CS61A-Lab 14

MapReduce

Posted by Tianxiang Gao on June 20, 2015

Introduction: MapReduce

MapReduce is a programming paradigm developed by Google, which allows a programmer to process large ammouts of data in parallel on many computers.

A computation in MapReduce consists two components: mapper and reducer.

  • mapper takes an input file, and prints out a series of key-value pairs:
  • age 29
    name cecilia
    job gradstudent
    salary 42
    
    In this example, the key-value pairs are:
    {age: 29, name: cecilia, job: gradstudent, salary: 42}
    
  • reducer takes the (sorted) output from the mapper, and outputs a single value for each key. The mapper's output will be sorted according to the key.

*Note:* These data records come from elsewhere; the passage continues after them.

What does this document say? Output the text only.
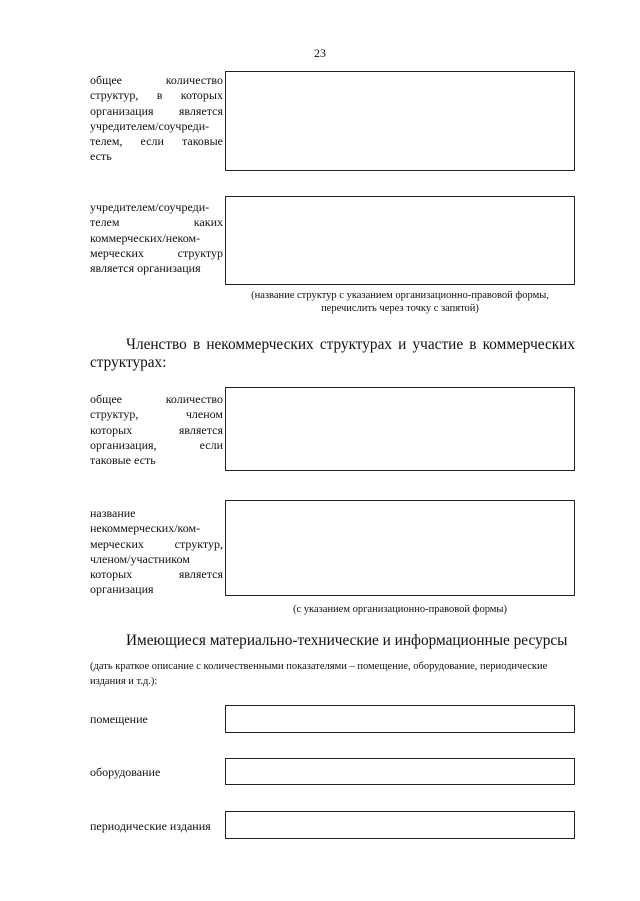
23
общее количество
структур, в которых
организация является
учредителем/соучреди-
телем, если таковые
есть
учредителем/соучреди-
телем каких
коммерческих/неком-
мерческих структур
является организация
(название структур с указанием организационно-правовой формы,
перечислить через точку с запятой)
Членство в некоммерческих структурах и участие в коммерческих структурах:
общее количество
структур, членом
которых является
организация, если
таковые есть
название
некоммерческих/ком-
мерческих структур,
членом/участником
которых является
организация
(с указанием организационно-правовой формы)
Имеющиеся материально-технические и информационные ресурсы
(дать краткое описание с количественными показателями – помещение, оборудование, периодические издания и т.д.):
помещение
оборудование
периодические издания
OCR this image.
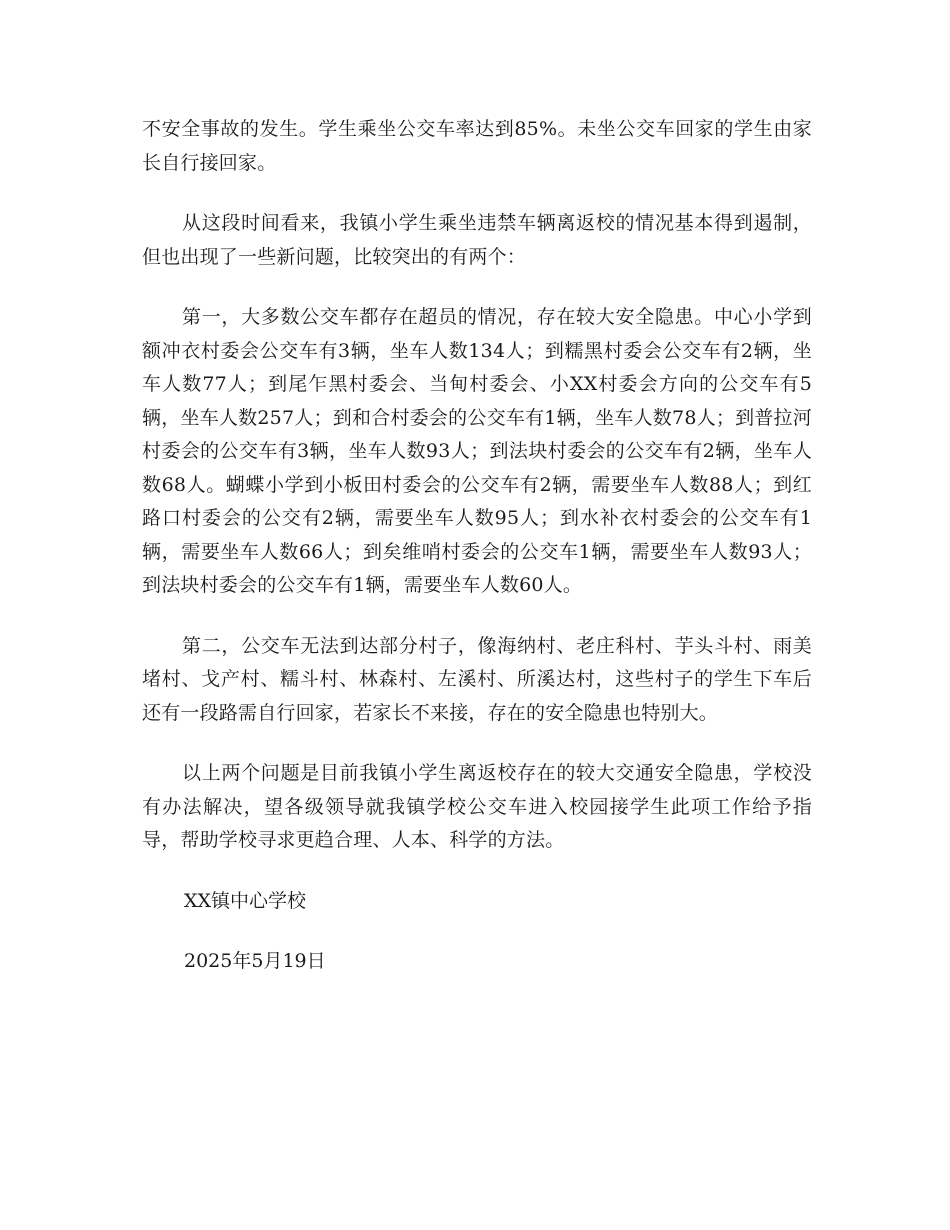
不安全事故的发生。学生乘坐公交车率达到85%。未坐公交车回家的学生由家长自行接回家。

从这段时间看来，我镇小学生乘坐违禁车辆离返校的情况基本得到遏制，但也出现了一些新问题，比较突出的有两个：

第一，大多数公交车都存在超员的情况，存在较大安全隐患。中心小学到额冲衣村委会公交车有3辆，坐车人数134人；到糯黑村委会公交车有2辆，坐车人数77人；到尾乍黑村委会、当甸村委会、小XX村委会方向的公交车有5辆，坐车人数257人；到和合村委会的公交车有1辆，坐车人数78人；到普拉河村委会的公交车有3辆，坐车人数93人；到法块村委会的公交车有2辆，坐车人数68人。蝴蝶小学到小板田村委会的公交车有2辆，需要坐车人数88人；到红路口村委会的公交有2辆，需要坐车人数95人；到水补衣村委会的公交车有1辆，需要坐车人数66人；到矣维哨村委会的公交车1辆，需要坐车人数93人；到法块村委会的公交车有1辆，需要坐车人数60人。

第二，公交车无法到达部分村子，像海纳村、老庄科村、芋头斗村、雨美堵村、戈产村、糯斗村、林森村、左溪村、所溪达村，这些村子的学生下车后还有一段路需自行回家，若家长不来接，存在的安全隐患也特别大。

以上两个问题是目前我镇小学生离返校存在的较大交通安全隐患，学校没有办法解决，望各级领导就我镇学校公交车进入校园接学生此项工作给予指导，帮助学校寻求更趋合理、人本、科学的方法。

XX镇中心学校

2025年5月19日
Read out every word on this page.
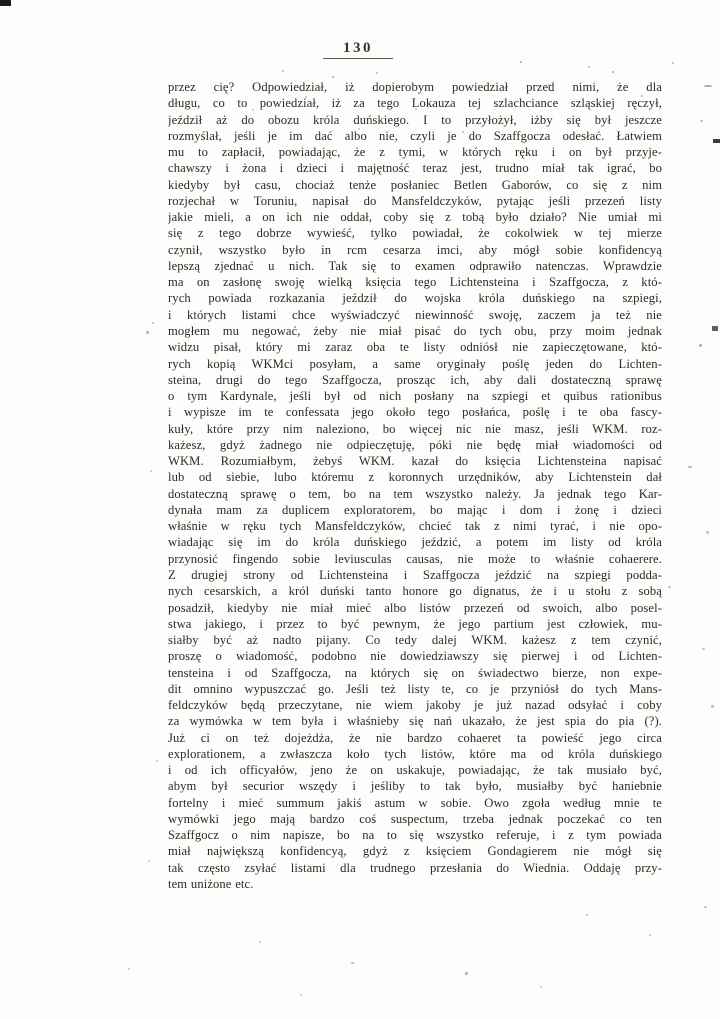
130
przez cię? Odpowiedział, iż dopierobym powiedział przed nimi, że dla
długu, co to powiedział, iż za tego Lokauza tej szlachciance szląskiej ręczył,
jeździł aż do obozu króla duńskiego. I to przyłożył, iżby się był jeszcze
rozmyślał, jeśli je im dać albo nie, czyli je do Szaffgocza odesłać. Łatwiem
mu to zapłacił, powiadając, że z tymi, w których ręku i on był przyje-
chawszy i żona i dzieci i majętność teraz jest, trudno miał tak igrać, bo
kiedyby był casu, chociaż tenże posłaniec Betlen Gaborów, co się z nim
rozjechał w Toruniu, napisał do Mansfeldczyków, pytając jeśli przezeń listy
jakie mieli, a on ich nie oddał, coby się z tobą było działo? Nie umiał mi
się z tego dobrze wywieść, tylko powiadał, że cokolwiek w tej mierze
czynił, wszystko było in rcm cesarza imci, aby mógł sobie konfidencyą
lepszą zjednać u nich. Tak się to examen odprawiło natenczas. Wprawdzie
ma on zasłonę swoję wielką księcia tego Lichtensteina i Szaffgocza, z któ-
rych powiada rozkazania jeździł do wojska króla duńskiego na szpiegi,
i których listami chce wyświadczyć niewinność swoję, zaczem ja też nie
mogłem mu negować, żeby nie miał pisać do tych obu, przy moim jednak
widzu pisał, który mi zaraz oba te listy odniósł nie zapieczętowane, któ-
rych kopią WKMci posyłam, a same oryginały poślę jeden do Lichten-
steina, drugi do tego Szaffgocza, prosząc ich, aby dali dostateczną sprawę
o tym Kardynale, jeśli był od nich posłany na szpiegi et quibus rationibus
i wypisze im te confessata jego około tego posłańca, poślę i te oba fascy-
kuły, które przy nim naleziono, bo więcej nic nie masz, jeśli WKM. roz-
każesz, gdyż żadnego nie odpieczętuję, póki nie będę miał wiadomości od
WKM. Rozumiałbym, żebyś WKM. kazał do księcia Lichtensteina napisać
lub od siebie, lubo któremu z koronnych urzędników, aby Lichtenstein dał
dostateczną sprawę o tem, bo na tem wszystko należy. Ja jednak tego Kar-
dynała mam za duplicem exploratorem, bo mając i dom i żonę i dzieci
właśnie w ręku tych Mansfeldczyków, chcieć tak z nimi tyrać, i nie opo-
wiadając się im do króla duńskiego jeździć, a potem im listy od króla
przynosić fingendo sobie leviusculas causas, nie może to właśnie cohaerere.
Z drugiej strony od Lichtensteina i Szaffgocza jeździć na szpiegi podda-
nych cesarskich, a król duński tanto honore go dignatus, że i u stołu z sobą
posadził, kiedyby nie miał mieć albo listów przezeń od swoich, albo posel-
stwa jakiego, i przez to być pewnym, że jego partium jest człowiek, mu-
siałby być aż nadto pijany. Co tedy dalej WKM. każesz z tem czynić,
proszę o wiadomość, podobno nie dowiedziawszy się pierwej i od Lichten-
tensteina i od Szaffgocza, na których się on świadectwo bierze, non expe-
dit omnino wypuszczać go. Jeśli też listy te, co je przyniósł do tych Mans-
feldczyków będą przeczytane, nie wiem jakoby je już nazad odsyłać i coby
za wymówka w tem była i właśnieby się nań ukazało, że jest spia do pia (?).
Już ci on też dojeżdża, że nie bardzo cohaeret ta powieść jego circa
explorationem, a zwłaszcza koło tych listów, które ma od króla duńskiego
i od ich officyałów, jeno że on uskakuje, powiadając, że tak musiało być,
abym był securior wszędy i jeśliby to tak było, musiałby być haniebnie
fortelny i mieć summum jakiś astum w sobie. Owo zgoła według mnie te
wymówki jego mają bardzo coś suspectum, trzeba jednak poczekać co ten
Szaffgocz o nim napisze, bo na to się wszystko referuje, i z tym powiada
miał największą konfidencyą, gdyż z księciem Gondagierem nie mógł się
tak często zsyłać listami dla trudnego przesłania do Wiednia. Oddaję przy-
tem uniżone etc.
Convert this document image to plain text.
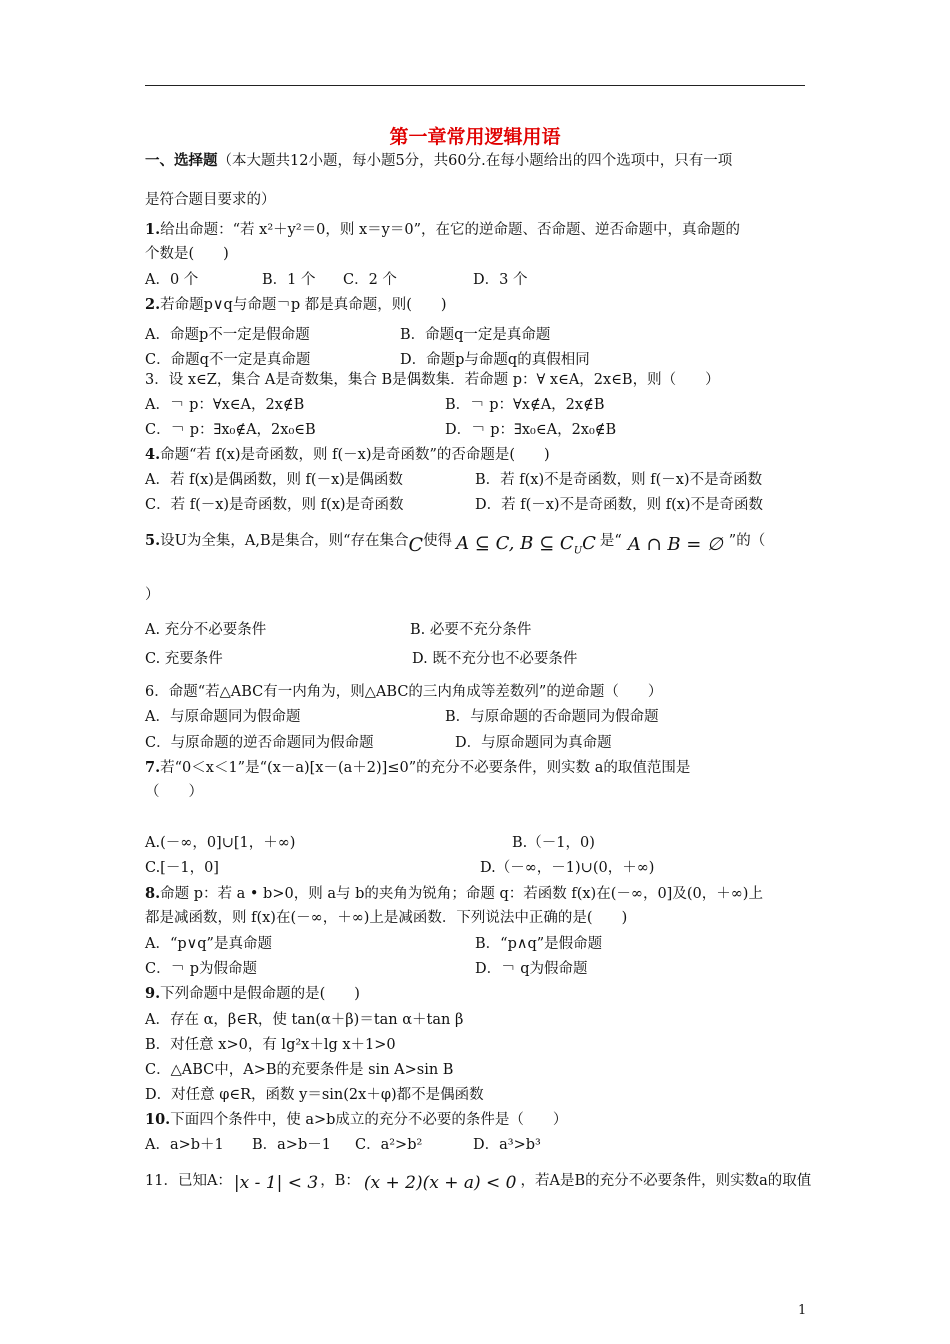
第一章常用逻辑用语
一、选择题（本大题共12小题，每小题5分，共60分.在每小题给出的四个选项中，只有一项
是符合题目要求的）
1.给出命题：“若 x²＋y²＝0，则 x＝y＝0”，在它的逆命题、否命题、逆否命题中，真命题的
个数是(　　)
A．0 个	B．1 个 C．2 个	D．3 个
2.若命题p∨q与命题￢p 都是真命题，则(　　)
A．命题p不一定是假命题	B．命题q一定是真命题
C．命题q不一定是真命题	D．命题p与命题q的真假相同
3．设 x∈Z，集合 A是奇数集，集合 B是偶数集．若命题 p：∀ x∈A，2x∈B，则（　　）
A．￢ p：∀x∈A，2x∉B	B．￢ p：∀x∉A，2x∉B
C．￢ p：∃x₀∉A，2x₀∈B	D．￢ p：∃x₀∈A，2x₀∉B
4.命题“若 f(x)是奇函数，则 f(－x)是奇函数”的否命题是(　　)
A．若 f(x)是偶函数，则 f(－x)是偶函数	B．若 f(x)不是奇函数，则 f(－x)不是奇函数
C．若 f(－x)是奇函数，则 f(x)是奇函数	D．若 f(－x)不是奇函数，则 f(x)不是奇函数
5.设U为全集，A,B是集合，则“存在集合C使得 A ⊆ C, B ⊆ $C_UC$ 是“ A ∩ B = ∅ ”的（
）
A. 充分不必要条件	B. 必要不充分条件
C. 充要条件	D. 既不充分也不必要条件
6．命题“若△ABC有一内角为，则△ABC的三内角成等差数列”的逆命题（　　）
A．与原命题同为假命题	B．与原命题的否命题同为假命题
C．与原命题的逆否命题同为假命题	D．与原命题同为真命题
7.若“0＜x＜1”是“(x－a)[x－(a＋2)]≤0”的充分不必要条件，则实数 a的取值范围是
（　　）
A.(－∞，0]∪[1，＋∞)	B.（－1，0)
C.[－1，0]	D.（－∞，－1)∪(0，＋∞)
8.命题 p：若 a • b>0，则 a与 b的夹角为锐角；命题 q：若函数 f(x)在(－∞，0]及(0，＋∞)上
都是减函数，则 f(x)在(－∞，＋∞)上是减函数．下列说法中正确的是(　　)
A．“p∨q”是真命题	B．“p∧q”是假命题
C．￢ p为假命题	D．￢ q为假命题
9.下列命题中是假命题的是(　　)
A．存在 α，β∈R，使 tan(α＋β)＝tan α＋tan β
B．对任意 x>0，有 lg²x＋lg x＋1>0
C．△ABC中，A>B的充要条件是 sin A>sin B
D．对任意 φ∈R，函数 y＝sin(2x＋φ)都不是偶函数
10.下面四个条件中，使 a>b成立的充分不必要的条件是（　　）
A．a>b＋1 B．a>b－1 C．a²>b²	D．a³>b³
11．已知A： |x - 1| < 3 ，B： (x + 2)(x + a) < 0 ，若A是B的充分不必要条件，则实数a的取值
1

This lab is split up into two parts: 1. Serial MapReduce: to introduce MapReduce framework, we will first use a non-parallelized version. Even with this limitation, we can still do quite a lot of data processing! 2. Parallelized MapReduce: the real power of MapReduce comes from parallelization. The same MapReduce jobs from Part 1 can be executed much faster by using multiple computers(i.e. a cluster) at the same time. For this lab, we will be using Hadoop, an open source implementation of the MapReduce paradignm.

Part 1: Serial MapReduce

Example: Line-Counting

Our first exercise will be counting the number of lines in one of Shakespear’s plays.

To formulate this as MapReduce problem, we need to define an appropriate mapper and reducer function.

What the mapper does: for each line in a text file, the mapper outputs a key-value pair. What should our key-value pairs be for our line counting example?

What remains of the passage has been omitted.